Britannic has lost 70 per cent of its value since it axed its annual bonus payment to policyholders and decided to hold off on dividend payments in order to conserve capital earlier this month.

The slide in Britannic's shares gained momentum in early trade yesterday as the FTSE 100 headed closer to 3,300, the point which the insurer had previously identified as a critical level for its solvency margins.

But the company's statement, issued during early afternoon trade, said Britannic had continued to take action to protect the solvency position of the company since its profits warning in early January. It said it was confident that solvency can be maintained at "appreciably lower" equity markets than yesterday's levels.

The FTSE 100 ended the day down 6.2 points at 3,483.8.

Britannic's move to scale back its exposure to equities significantly, however, will mean the impact of recent market falls has been reduced.

Ned Cazalet, an independent insurance analyst, said: "If Britannic is insolvent, then so is half the UK life sector.Britannic is suffering, but many others are to a worse degree.

"Some of the trading movements have been a knee-jerk reaction to what is affecting the whole industry."

Britannic has been the biggest casualty as shares across the insurance sector have been hit by concerns about the impact of falling markets, though larger market players across Europe such as Aviva, the Dutch group ING and Swiss Life have been hurt by the same worries.

Standard & Poor's, the credit ratings agency, yesterday confirmed the pressure facing life insurers from the continuing fall in the value of their stock market assets by downgrading two of the strongest companies, Standard Life and Prudential.

Standard Life yesterday lost its S&P triple-A crown to slip two notches to AA. S&P said Standard had taken a sizeable risk in its bullish stance on equities, and its "options to manage capital in response to immediate volatility and further falls in equity markets are more limited." It expects this leaves Standard with little choice but to sell more equities.
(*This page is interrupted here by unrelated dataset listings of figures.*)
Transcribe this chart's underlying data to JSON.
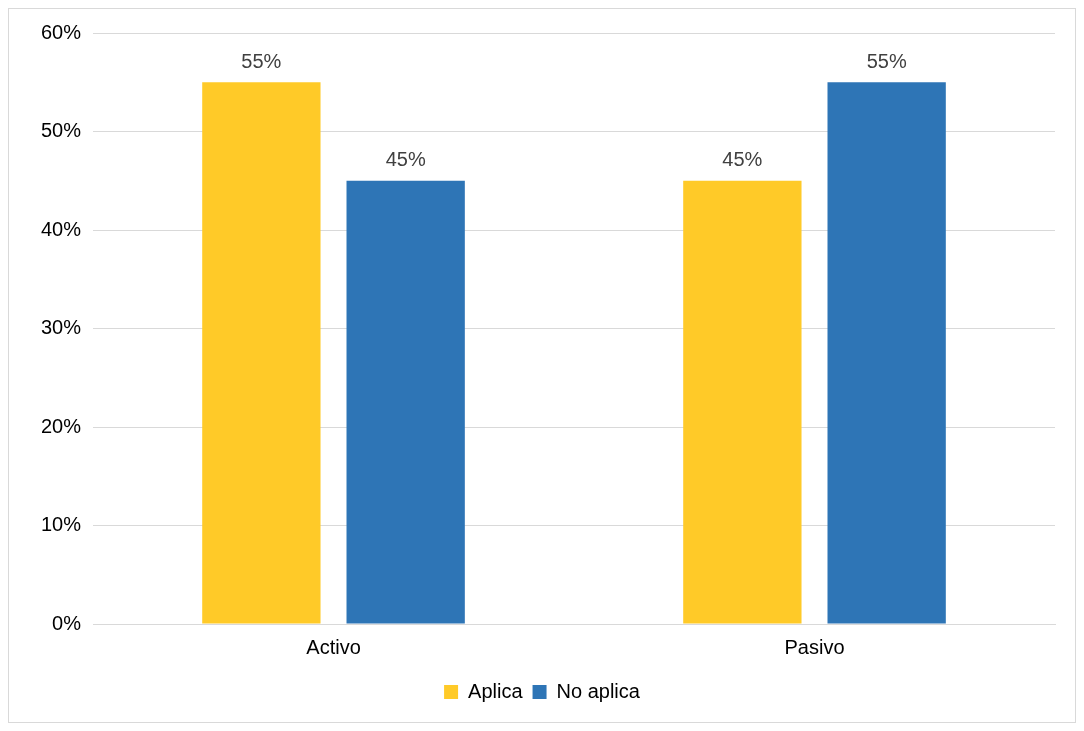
{
  "chart_data": {
    "type": "bar",
    "categories": [
      "Activo",
      "Pasivo"
    ],
    "series": [
      {
        "name": "Aplica",
        "color": "#ffca28",
        "values": [
          55,
          45
        ],
        "value_labels": [
          "55%",
          "45%"
        ]
      },
      {
        "name": "No aplica",
        "color": "#2e75b6",
        "values": [
          45,
          55
        ],
        "value_labels": [
          "45%",
          "55%"
        ]
      }
    ],
    "ylim": [
      0,
      60
    ],
    "yticks": [
      {
        "value": 0,
        "label": "0%"
      },
      {
        "value": 10,
        "label": "10%"
      },
      {
        "value": 20,
        "label": "20%"
      },
      {
        "value": 30,
        "label": "30%"
      },
      {
        "value": 40,
        "label": "40%"
      },
      {
        "value": 50,
        "label": "50%"
      },
      {
        "value": 60,
        "label": "60%"
      }
    ],
    "grid": "y",
    "legend": "bottom"
  }
}
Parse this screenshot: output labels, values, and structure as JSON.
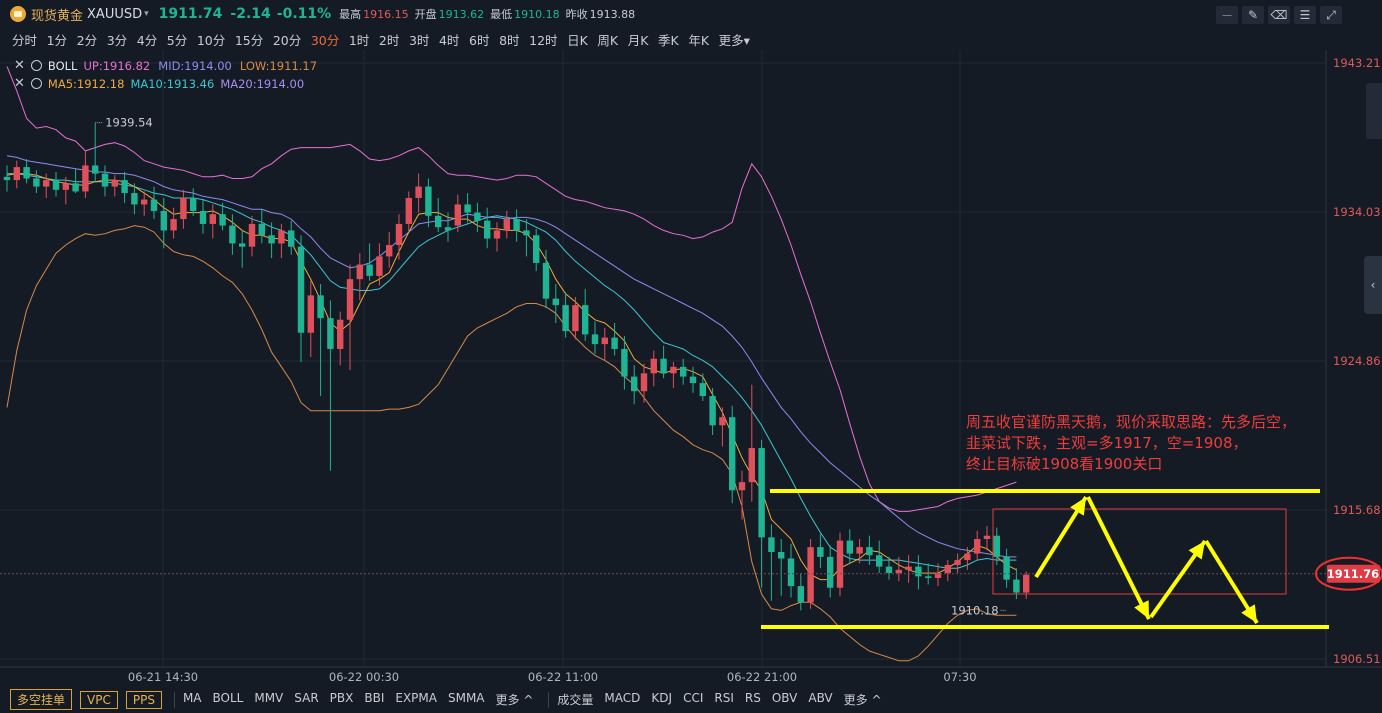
{
  "header": {
    "name": "现货黄金",
    "code": "XAUUSD",
    "caret": "▾",
    "price": "1911.74",
    "change": "-2.14",
    "change_pct": "-0.11%",
    "high_label": "最高",
    "high": "1916.15",
    "open_label": "开盘",
    "open": "1913.62",
    "low_label": "最低",
    "low": "1910.18",
    "prev_label": "昨收",
    "prev": "1913.88"
  },
  "toolbar_icons": [
    "line-chart-icon",
    "pen-icon",
    "eraser-icon",
    "settings-icon",
    "expand-icon"
  ],
  "periods": [
    "分时",
    "1分",
    "2分",
    "3分",
    "4分",
    "5分",
    "10分",
    "15分",
    "20分",
    "30分",
    "1时",
    "2时",
    "3时",
    "4时",
    "6时",
    "8时",
    "12时",
    "日K",
    "周K",
    "月K",
    "季K",
    "年K",
    "更多▾"
  ],
  "active_period": "30分",
  "indicators": {
    "boll": {
      "name": "BOLL",
      "up": "UP:1916.82",
      "mid": "MID:1914.00",
      "low": "LOW:1911.17"
    },
    "ma": {
      "ma5": "MA5:1912.18",
      "ma10": "MA10:1913.46",
      "ma20": "MA20:1914.00"
    }
  },
  "annotation": [
    "周五收官谨防黑天鹅，现价采取思路：先多后空，",
    "韭菜试下跌，主观=多1917，空=1908，",
    "终止目标破1908看1900关口"
  ],
  "bottom_bar": {
    "buttons": [
      "多空挂单",
      "VPC",
      "PPS"
    ],
    "group1": [
      "MA",
      "BOLL",
      "MMV",
      "SAR",
      "PBX",
      "BBI",
      "EXPMA",
      "SMMA",
      "更多 ^"
    ],
    "group2": [
      "成交量",
      "MACD",
      "KDJ",
      "CCI",
      "RSI",
      "RS",
      "OBV",
      "ABV",
      "更多 ^"
    ]
  },
  "colors": {
    "up": "#e0505a",
    "down": "#1fb594",
    "boll_up": "#e86fd2",
    "boll_mid": "#8c8cf0",
    "boll_low": "#d68a4a",
    "ma5": "#f2a93c",
    "ma10": "#3cc7d2",
    "annotation": "#ef3c3c",
    "highlight": "#ffff00"
  },
  "chart_data": {
    "type": "candlestick",
    "symbol": "XAUUSD",
    "ylim": [
      1906.51,
      1943.21
    ],
    "y_ticks": [
      "1943.21",
      "1934.03",
      "1924.86",
      "1915.68",
      "1906.51"
    ],
    "x_tick_labels": [
      "06-21 14:30",
      "06-22 00:30",
      "06-22 11:00",
      "06-22 21:00",
      "07:30"
    ],
    "current_price": "1911.76",
    "high_marker": "1939.54",
    "low_marker": "1910.18",
    "candles": [
      [
        1936.2,
        1936.9,
        1935.3,
        1936.0
      ],
      [
        1936.0,
        1937.2,
        1935.5,
        1936.8
      ],
      [
        1936.8,
        1937.3,
        1935.8,
        1936.1
      ],
      [
        1936.1,
        1936.6,
        1935.2,
        1935.6
      ],
      [
        1935.6,
        1936.4,
        1934.9,
        1936.0
      ],
      [
        1936.0,
        1936.5,
        1935.0,
        1935.4
      ],
      [
        1935.4,
        1936.2,
        1934.5,
        1935.8
      ],
      [
        1935.8,
        1936.7,
        1935.2,
        1935.3
      ],
      [
        1935.3,
        1937.8,
        1934.9,
        1936.9
      ],
      [
        1936.9,
        1939.5,
        1935.9,
        1936.4
      ],
      [
        1936.4,
        1936.9,
        1935.0,
        1935.6
      ],
      [
        1935.6,
        1936.3,
        1935.0,
        1936.0
      ],
      [
        1936.0,
        1936.5,
        1934.6,
        1935.2
      ],
      [
        1935.2,
        1935.8,
        1933.9,
        1934.5
      ],
      [
        1934.5,
        1935.3,
        1933.8,
        1934.8
      ],
      [
        1934.8,
        1935.6,
        1933.6,
        1934.1
      ],
      [
        1934.1,
        1934.9,
        1931.8,
        1932.9
      ],
      [
        1932.9,
        1934.3,
        1932.4,
        1933.6
      ],
      [
        1933.6,
        1935.4,
        1933.0,
        1934.9
      ],
      [
        1934.9,
        1935.5,
        1933.8,
        1934.1
      ],
      [
        1934.1,
        1934.8,
        1932.7,
        1933.3
      ],
      [
        1933.3,
        1934.5,
        1932.4,
        1933.9
      ],
      [
        1933.9,
        1934.6,
        1932.9,
        1933.2
      ],
      [
        1933.2,
        1933.9,
        1931.4,
        1932.1
      ],
      [
        1932.1,
        1932.9,
        1930.6,
        1931.9
      ],
      [
        1931.9,
        1933.8,
        1931.3,
        1933.3
      ],
      [
        1933.3,
        1934.2,
        1932.1,
        1932.6
      ],
      [
        1932.6,
        1933.4,
        1931.2,
        1932.1
      ],
      [
        1932.1,
        1933.3,
        1931.2,
        1932.9
      ],
      [
        1932.9,
        1933.5,
        1931.4,
        1931.9
      ],
      [
        1931.9,
        1932.6,
        1924.8,
        1926.6
      ],
      [
        1926.6,
        1929.8,
        1925.1,
        1928.9
      ],
      [
        1928.9,
        1929.6,
        1922.7,
        1927.5
      ],
      [
        1927.5,
        1928.6,
        1918.1,
        1925.6
      ],
      [
        1925.6,
        1927.9,
        1924.6,
        1927.4
      ],
      [
        1927.4,
        1930.8,
        1924.3,
        1929.9
      ],
      [
        1929.9,
        1931.5,
        1928.6,
        1930.8
      ],
      [
        1930.8,
        1932.1,
        1929.8,
        1930.1
      ],
      [
        1930.1,
        1932.1,
        1929.5,
        1931.3
      ],
      [
        1931.3,
        1932.8,
        1930.6,
        1932.0
      ],
      [
        1932.0,
        1933.9,
        1931.1,
        1933.3
      ],
      [
        1933.3,
        1935.3,
        1932.8,
        1934.9
      ],
      [
        1934.9,
        1936.4,
        1934.0,
        1935.6
      ],
      [
        1935.6,
        1936.1,
        1933.1,
        1933.8
      ],
      [
        1933.8,
        1934.9,
        1932.8,
        1933.1
      ],
      [
        1933.1,
        1934.0,
        1932.2,
        1932.9
      ],
      [
        1933.2,
        1935.1,
        1932.8,
        1934.5
      ],
      [
        1934.5,
        1935.2,
        1933.4,
        1934.0
      ],
      [
        1934.0,
        1934.6,
        1932.8,
        1933.5
      ],
      [
        1933.5,
        1934.3,
        1931.8,
        1932.4
      ],
      [
        1932.4,
        1933.4,
        1931.6,
        1932.9
      ],
      [
        1932.9,
        1934.1,
        1932.4,
        1933.6
      ],
      [
        1933.6,
        1934.2,
        1932.2,
        1932.9
      ],
      [
        1932.9,
        1933.6,
        1931.3,
        1932.6
      ],
      [
        1932.6,
        1933.0,
        1930.4,
        1930.9
      ],
      [
        1930.9,
        1931.7,
        1928.1,
        1928.7
      ],
      [
        1928.7,
        1929.6,
        1927.2,
        1928.3
      ],
      [
        1928.3,
        1929.1,
        1926.3,
        1926.7
      ],
      [
        1926.7,
        1928.8,
        1926.2,
        1928.3
      ],
      [
        1928.3,
        1929.3,
        1926.1,
        1926.5
      ],
      [
        1926.5,
        1927.3,
        1925.3,
        1925.9
      ],
      [
        1925.9,
        1926.9,
        1924.9,
        1926.3
      ],
      [
        1926.3,
        1927.2,
        1925.2,
        1925.6
      ],
      [
        1925.6,
        1926.4,
        1923.1,
        1923.9
      ],
      [
        1923.9,
        1924.6,
        1922.2,
        1923.0
      ],
      [
        1923.0,
        1924.7,
        1922.3,
        1924.1
      ],
      [
        1924.1,
        1925.5,
        1923.3,
        1925.0
      ],
      [
        1925.0,
        1925.8,
        1923.8,
        1924.1
      ],
      [
        1924.1,
        1924.8,
        1923.2,
        1924.5
      ],
      [
        1924.5,
        1925.0,
        1923.4,
        1923.9
      ],
      [
        1923.9,
        1924.5,
        1922.9,
        1923.5
      ],
      [
        1923.5,
        1924.1,
        1922.4,
        1922.7
      ],
      [
        1922.7,
        1923.2,
        1920.3,
        1920.9
      ],
      [
        1920.9,
        1922.0,
        1919.6,
        1921.4
      ],
      [
        1921.4,
        1922.1,
        1916.1,
        1916.9
      ],
      [
        1916.9,
        1918.1,
        1915.1,
        1917.4
      ],
      [
        1917.4,
        1923.4,
        1916.2,
        1919.5
      ],
      [
        1919.5,
        1920.0,
        1910.9,
        1914.0
      ],
      [
        1914.0,
        1914.8,
        1910.1,
        1913.1
      ],
      [
        1913.1,
        1913.9,
        1910.4,
        1912.7
      ],
      [
        1912.7,
        1913.6,
        1910.3,
        1911.0
      ],
      [
        1911.0,
        1911.8,
        1909.5,
        1910.0
      ],
      [
        1910.0,
        1913.9,
        1909.6,
        1913.4
      ],
      [
        1913.4,
        1914.2,
        1912.1,
        1912.8
      ],
      [
        1912.8,
        1913.5,
        1910.3,
        1910.9
      ],
      [
        1910.9,
        1914.3,
        1910.4,
        1913.8
      ],
      [
        1913.8,
        1914.5,
        1912.4,
        1913.0
      ],
      [
        1913.0,
        1913.9,
        1912.4,
        1913.4
      ],
      [
        1913.4,
        1914.1,
        1912.3,
        1912.9
      ],
      [
        1912.9,
        1913.8,
        1911.8,
        1912.2
      ],
      [
        1912.2,
        1912.8,
        1911.4,
        1911.8
      ],
      [
        1911.8,
        1912.8,
        1911.3,
        1912.0
      ],
      [
        1912.0,
        1912.9,
        1911.2,
        1912.2
      ],
      [
        1912.2,
        1912.9,
        1910.8,
        1911.6
      ],
      [
        1911.6,
        1912.4,
        1911.1,
        1911.5
      ],
      [
        1911.5,
        1912.4,
        1911.0,
        1911.8
      ],
      [
        1911.8,
        1912.6,
        1911.3,
        1912.3
      ],
      [
        1912.3,
        1913.0,
        1911.8,
        1912.6
      ],
      [
        1912.6,
        1913.4,
        1912.0,
        1913.0
      ],
      [
        1913.0,
        1914.4,
        1912.6,
        1913.9
      ],
      [
        1913.9,
        1914.7,
        1913.2,
        1914.1
      ],
      [
        1914.1,
        1914.6,
        1912.3,
        1912.8
      ],
      [
        1912.8,
        1913.3,
        1910.9,
        1911.4
      ],
      [
        1911.4,
        1912.1,
        1910.2,
        1910.6
      ],
      [
        1910.6,
        1911.9,
        1910.2,
        1911.7
      ]
    ],
    "boll_up": [
      1943.0,
      1941.5,
      1939.8,
      1939.2,
      1939.3,
      1939.1,
      1938.6,
      1938.4,
      1937.8,
      1938.0,
      1938.2,
      1938.3,
      1938.1,
      1937.7,
      1937.2,
      1937.0,
      1936.8,
      1936.7,
      1936.6,
      1936.4,
      1936.2,
      1936.2,
      1936.3,
      1936.1,
      1936.1,
      1936.2,
      1936.7,
      1937.0,
      1937.5,
      1937.9,
      1938.0,
      1938.0,
      1938.0,
      1938.0,
      1938.1,
      1938.2,
      1937.8,
      1937.3,
      1937.2,
      1937.3,
      1937.5,
      1937.8,
      1938.0,
      1937.5,
      1936.9,
      1936.4,
      1936.3,
      1936.3,
      1936.2,
      1936.1,
      1936.0,
      1936.1,
      1936.3,
      1936.3,
      1936.2,
      1935.8,
      1935.4,
      1935.0,
      1934.8,
      1934.7,
      1934.5,
      1934.3,
      1934.2,
      1934.1,
      1933.9,
      1933.6,
      1933.2,
      1932.9,
      1932.7,
      1932.6,
      1932.4,
      1932.5,
      1932.8,
      1933.0,
      1933.4,
      1935.5,
      1937.0,
      1936.2,
      1935.0,
      1933.6,
      1932.0,
      1930.2,
      1928.5,
      1926.6,
      1924.8,
      1923.1,
      1921.0,
      1919.0,
      1917.3,
      1916.2,
      1915.8,
      1915.6,
      1915.6,
      1915.7,
      1915.8,
      1915.9,
      1916.2,
      1916.4,
      1916.5,
      1916.6,
      1916.8,
      1917.0,
      1917.2,
      1917.4
    ],
    "boll_mid": [
      1937.5,
      1937.4,
      1937.2,
      1937.1,
      1937.0,
      1936.9,
      1936.8,
      1936.7,
      1936.6,
      1936.5,
      1936.5,
      1936.4,
      1936.4,
      1936.3,
      1936.1,
      1935.9,
      1935.6,
      1935.4,
      1935.3,
      1935.2,
      1935.0,
      1934.9,
      1934.8,
      1934.6,
      1934.4,
      1934.2,
      1934.2,
      1934.0,
      1933.9,
      1933.6,
      1933.0,
      1932.5,
      1931.8,
      1931.2,
      1930.9,
      1930.6,
      1930.7,
      1930.9,
      1931.3,
      1931.8,
      1932.3,
      1932.8,
      1933.3,
      1933.4,
      1933.5,
      1933.5,
      1933.7,
      1933.9,
      1933.8,
      1933.7,
      1933.7,
      1933.6,
      1933.7,
      1933.7,
      1933.6,
      1933.4,
      1933.1,
      1932.7,
      1932.3,
      1931.9,
      1931.5,
      1931.1,
      1930.7,
      1930.3,
      1929.9,
      1929.6,
      1929.3,
      1929.0,
      1928.7,
      1928.4,
      1928.1,
      1927.8,
      1927.4,
      1927.0,
      1926.4,
      1925.7,
      1924.8,
      1923.8,
      1922.9,
      1922.0,
      1921.3,
      1920.5,
      1919.8,
      1919.2,
      1918.6,
      1918.1,
      1917.6,
      1917.1,
      1916.6,
      1916.2,
      1915.7,
      1915.2,
      1914.7,
      1914.3,
      1914.0,
      1913.7,
      1913.5,
      1913.3,
      1913.2,
      1913.1,
      1913.0,
      1912.9,
      1912.8,
      1912.8
    ],
    "boll_low": [
      1922.0,
      1925.5,
      1928.0,
      1929.5,
      1930.5,
      1931.5,
      1932.0,
      1932.4,
      1932.7,
      1932.6,
      1932.7,
      1932.9,
      1933.0,
      1933.2,
      1933.1,
      1932.8,
      1932.1,
      1931.6,
      1931.4,
      1931.3,
      1931.0,
      1930.6,
      1930.1,
      1929.7,
      1929.0,
      1928.0,
      1926.8,
      1925.4,
      1924.5,
      1923.6,
      1922.3,
      1921.8,
      1921.8,
      1921.8,
      1921.8,
      1921.8,
      1921.8,
      1921.8,
      1921.8,
      1921.9,
      1921.9,
      1922.0,
      1922.2,
      1922.8,
      1923.4,
      1924.4,
      1925.4,
      1926.4,
      1926.9,
      1927.2,
      1927.5,
      1927.8,
      1928.2,
      1928.4,
      1928.4,
      1928.2,
      1927.8,
      1927.0,
      1926.3,
      1925.7,
      1925.2,
      1924.9,
      1924.5,
      1923.9,
      1923.4,
      1922.6,
      1921.8,
      1921.2,
      1920.6,
      1920.2,
      1919.7,
      1919.4,
      1919.2,
      1918.8,
      1917.9,
      1915.9,
      1912.5,
      1910.5,
      1909.6,
      1909.5,
      1909.8,
      1910.0,
      1910.0,
      1909.6,
      1909.1,
      1908.4,
      1907.9,
      1907.4,
      1907.0,
      1906.8,
      1906.6,
      1906.4,
      1906.4,
      1906.7,
      1907.3,
      1908.0,
      1908.7,
      1909.2,
      1909.5,
      1909.6,
      1909.3,
      1909.2,
      1909.2,
      1909.2
    ],
    "ma5": [
      1936.3,
      1936.4,
      1936.4,
      1936.3,
      1936.1,
      1935.9,
      1935.8,
      1935.7,
      1935.7,
      1935.9,
      1936.0,
      1936.0,
      1935.9,
      1935.6,
      1935.2,
      1934.8,
      1934.3,
      1933.9,
      1934.0,
      1934.0,
      1934.0,
      1934.1,
      1933.8,
      1933.4,
      1932.9,
      1932.6,
      1932.6,
      1932.4,
      1932.4,
      1932.2,
      1931.0,
      1929.9,
      1928.6,
      1927.2,
      1926.7,
      1927.2,
      1928.4,
      1929.6,
      1929.9,
      1930.3,
      1931.6,
      1932.8,
      1933.9,
      1934.0,
      1934.0,
      1933.7,
      1933.6,
      1933.6,
      1933.2,
      1933.0,
      1933.0,
      1932.9,
      1932.9,
      1932.7,
      1932.1,
      1931.1,
      1929.9,
      1929.0,
      1928.5,
      1927.9,
      1927.4,
      1927.2,
      1926.7,
      1926.1,
      1925.0,
      1924.5,
      1924.3,
      1924.1,
      1924.3,
      1924.4,
      1924.2,
      1923.9,
      1922.8,
      1921.7,
      1920.3,
      1918.9,
      1917.8,
      1916.9,
      1915.1,
      1914.5,
      1913.9,
      1912.6,
      1911.7,
      1911.4,
      1911.4,
      1912.1,
      1912.4,
      1912.7,
      1913.2,
      1913.1,
      1912.7,
      1912.3,
      1912.0,
      1911.8,
      1911.8,
      1911.8,
      1912.1,
      1912.5,
      1913.0,
      1913.5,
      1913.3,
      1912.8,
      1912.3,
      1912.0
    ],
    "ma10": [
      1936.4,
      1936.4,
      1936.3,
      1936.2,
      1936.1,
      1936.0,
      1936.0,
      1935.9,
      1935.9,
      1935.9,
      1935.9,
      1935.8,
      1935.7,
      1935.6,
      1935.4,
      1935.2,
      1935.1,
      1934.9,
      1934.9,
      1934.9,
      1934.8,
      1934.6,
      1934.4,
      1934.2,
      1933.9,
      1933.6,
      1933.4,
      1933.1,
      1932.9,
      1932.6,
      1932.0,
      1931.4,
      1930.6,
      1929.8,
      1929.4,
      1929.3,
      1929.2,
      1929.2,
      1929.3,
      1929.8,
      1930.5,
      1931.2,
      1931.9,
      1932.3,
      1932.6,
      1932.9,
      1933.1,
      1933.3,
      1933.5,
      1933.7,
      1933.8,
      1933.7,
      1933.6,
      1933.4,
      1933.1,
      1932.8,
      1932.3,
      1931.6,
      1931.0,
      1930.5,
      1930.0,
      1929.5,
      1929.1,
      1928.6,
      1928.0,
      1927.3,
      1926.6,
      1926.0,
      1925.8,
      1925.6,
      1925.2,
      1924.9,
      1924.5,
      1923.9,
      1923.3,
      1922.6,
      1921.8,
      1920.9,
      1919.8,
      1918.7,
      1917.6,
      1916.4,
      1915.3,
      1914.3,
      1913.4,
      1913.0,
      1912.7,
      1912.6,
      1912.6,
      1912.6,
      1912.6,
      1912.6,
      1912.5,
      1912.4,
      1912.3,
      1912.2,
      1912.1,
      1912.1,
      1912.3,
      1912.6,
      1912.7,
      1912.6,
      1912.6,
      1912.6
    ]
  }
}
Prudential was also downgraded to AA- from AA+ to account for the cost of its generous dividend policy and the strain of supporting its US subsidiary Jackson National. It was also put on a negative outlook, as was Legal & General.

The Financial Services Authority said this week it would allow some companies to temporarily breach their statutory solvency margin, which requires companies to have assets worth at least 4 per cent more than their liabilities, while they acted to strengthen their balance sheets.